Mexican president apologizes to drug war victims

MEXICO CITY, (Reuters) – President Felipe Calderon  apologized to victims of Mexico’s war on drugs in an emotional  meeting with bereaved families yesterday that sought to try  and quell rising anger over violence sweeping the nation.

In a live television broadcast lasting several hours,  Calderon sat in silence listening to accusations from grieving  parents that his government was killing Mexico’s youth and  allowing criminals to run rampant across the country.

Felipe Calderon

Some 40,000 lives have been lost since his army-led  crackdown on drug cartels began at the end of 2006, and  Calderon said he regretted the loss of life the violence had  caused.

“As a father, as a Mexican and as president, I am deeply  aggrieved by Mexico’s pain,” he said in a hall inside  Chapultepec Castle in central Mexico City. “We must ask  forgiveness for the people who died at the hands of these  criminals, for not having acted against these criminals.”

The drug war has hit support for Calderon’s ruling National  Action Party and polls suggest the centre-right grouping will  be ousted in a presidential election due in July, 2012.

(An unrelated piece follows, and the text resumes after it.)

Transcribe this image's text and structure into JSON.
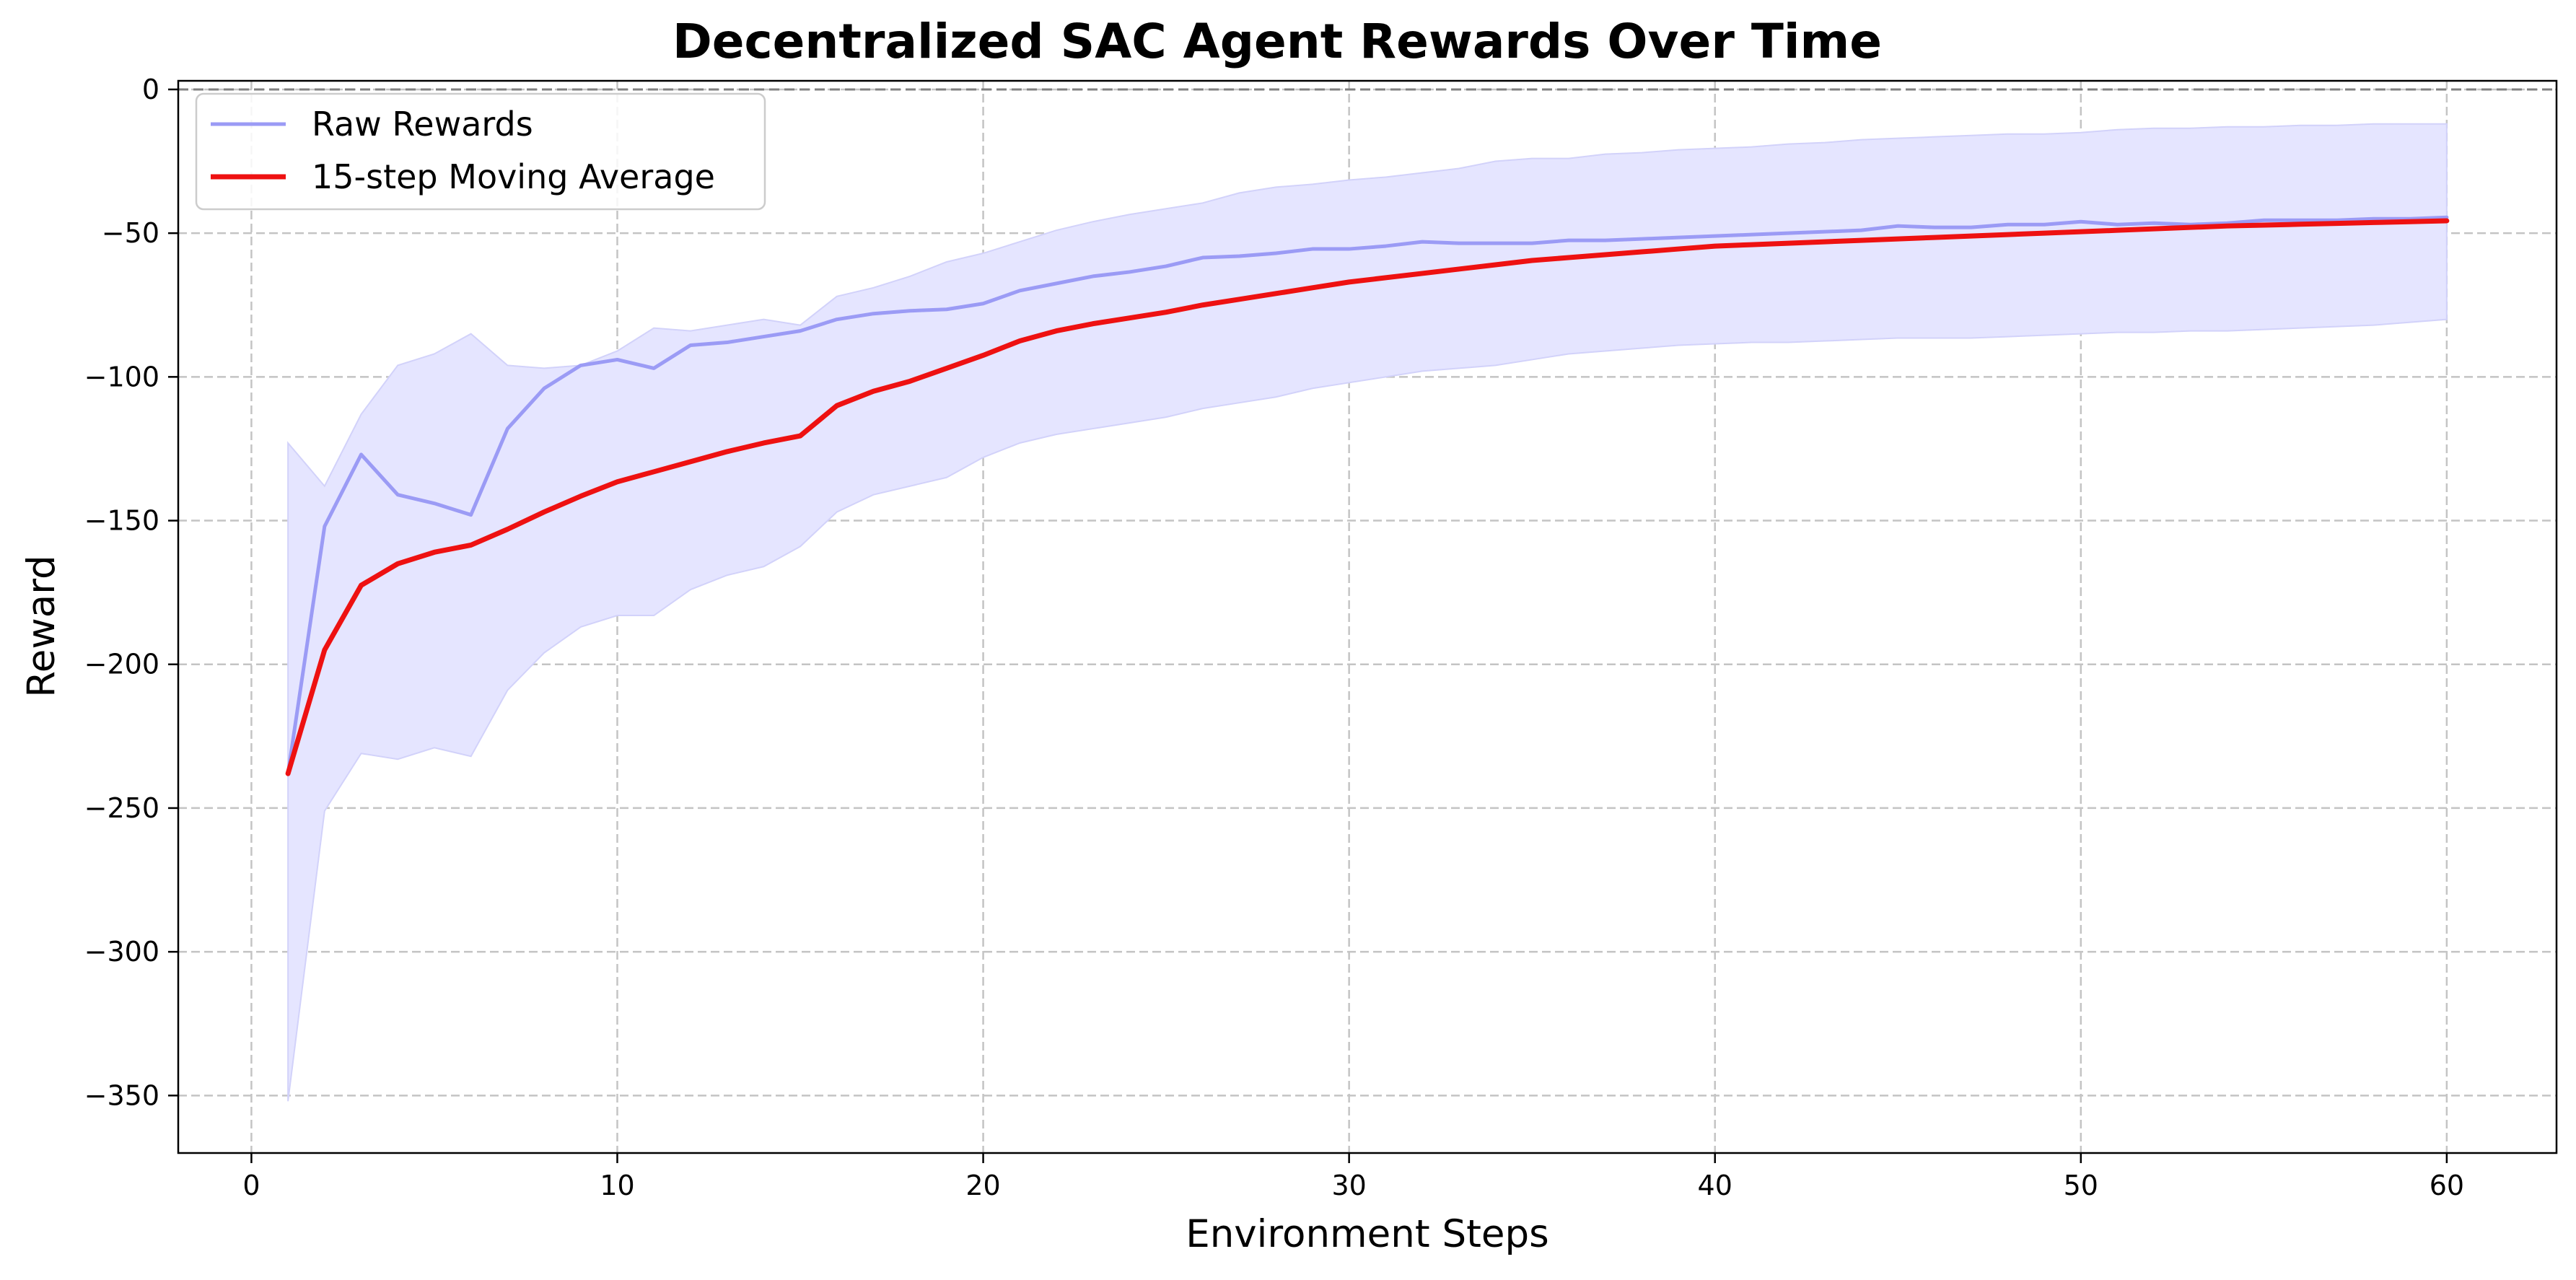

Thousands of people have joined peace marches organized by  poet Javier Sicilia, whose son was killed by gunmen in March  and who urged Calderon at the meeting to renounce his  strategy.

But the president refused to apologize for taking on the  heavily-armed cartels with the armed forces.

“If there’s anything I regret, it’s not having sent them  sooner,” he said as the interior minister, attorney general,  public security minister and other top officials looked on.

However, he conceded that the war was no longer only about  drug cartels in Latin America’s second biggest economy.

“It all started with drug trafficking, but the problem for  me isn’t about drug trafficking, it’s about organized crime and  violence,” Calderon said in an often impassioned address.

Members of the bereaved families were not won over, and one  by one they took turns to attack Calderon for failing to  address rampant corruption and impunity afflicting Mexico.